Ultrasound-guided perineural injection of the anterolateral femoral cutaneous nerve. Arrowheads indicate the in-plane trajectory of the advancing needle, directed toward the perineural fat plane adjacent to the nerve (asterisk). Proper needle positioning allows safe deposition of the injectate around the nerve while avoiding nearby vascular and fascial structures
Meralgia paresthetica remains a frequently overlooked mononeuropathy, and its assessment benefits from a coherent, multimodal imaging strategy. US plays a central role in routine evaluation, allowing direct visualization of the lateral femoral cutaneous nerve along its most vulnerable segments and enabling detection of morphological changes associated with entrapment or injury.
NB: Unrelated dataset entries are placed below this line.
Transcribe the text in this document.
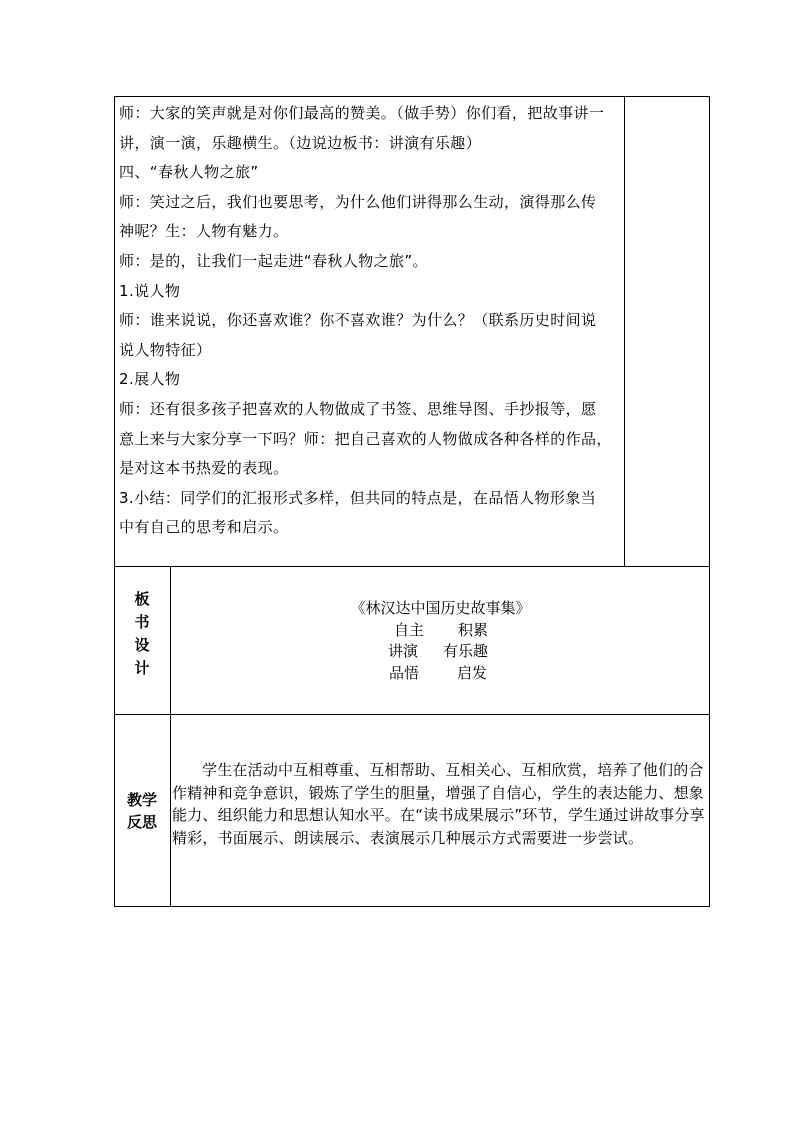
师：大家的笑声就是对你们最高的赞美。（做手势）你们看，把故事讲一

讲，演一演，乐趣横生。（边说边板书：讲演有乐趣）

四、“春秋人物之旅”

师：笑过之后，我们也要思考，为什么他们讲得那么生动，演得那么传

神呢？生：人物有魅力。

师：是的，让我们一起走进“春秋人物之旅”。

1.说人物

师：谁来说说，你还喜欢谁？你不喜欢谁？为什么？（联系历史时间说

说人物特征）

2.展人物

师：还有很多孩子把喜欢的人物做成了书签、思维导图、手抄报等，愿

意上来与大家分享一下吗？师：把自己喜欢的人物做成各种各样的作品，

是对这本书热爱的表现。

3.小结：同学们的汇报形式多样，但共同的特点是，在品悟人物形象当

中有自己的思考和启示。

板
书
设
计
《林汉达中国历史故事集》
自主 积累
讲演 有乐趣
品悟	启发
教学
反思
学生在活动中互相尊重、互相帮助、互相关心、互相欣赏，培养了他们的合作精神和竞争意识，锻炼了学生的胆量，增强了自信心，学生的表达能力、想象能力、组织能力和思想认知水平。在“读书成果展示”环节，学生通过讲故事分享精彩，书面展示、朗读展示、表演展示几种展示方式需要进一步尝试。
Quantitative US provides additional value through objective measurements, while elastography may eventually offer complementary information on tissue stiffness. MRI and MR neurography serve as important counterparts to US, particularly when symptoms are atypical, when deeper or proximal segments require evaluation, or when extrinsic causes of compression are suspected. DTI remains exploratory but holds potential for contributing microstructural insights as techniques evolve.
From a therapeutic perspective, ultrasound-guided injections offer a precise and minimally invasive option for symptom relief, and radiofrequency techniques may extend these benefits in selected patients. Ultimately, combining detailed anatomical knowledge with high-quality US technique and supportive multimodal imaging enables a more confident diagnosis and a more individualized approach to treatment. Ongoing research aimed at refining quantitative thresholds and improving advanced MRI protocols will help define the most reliable imaging markers for disease activity and response to therapy.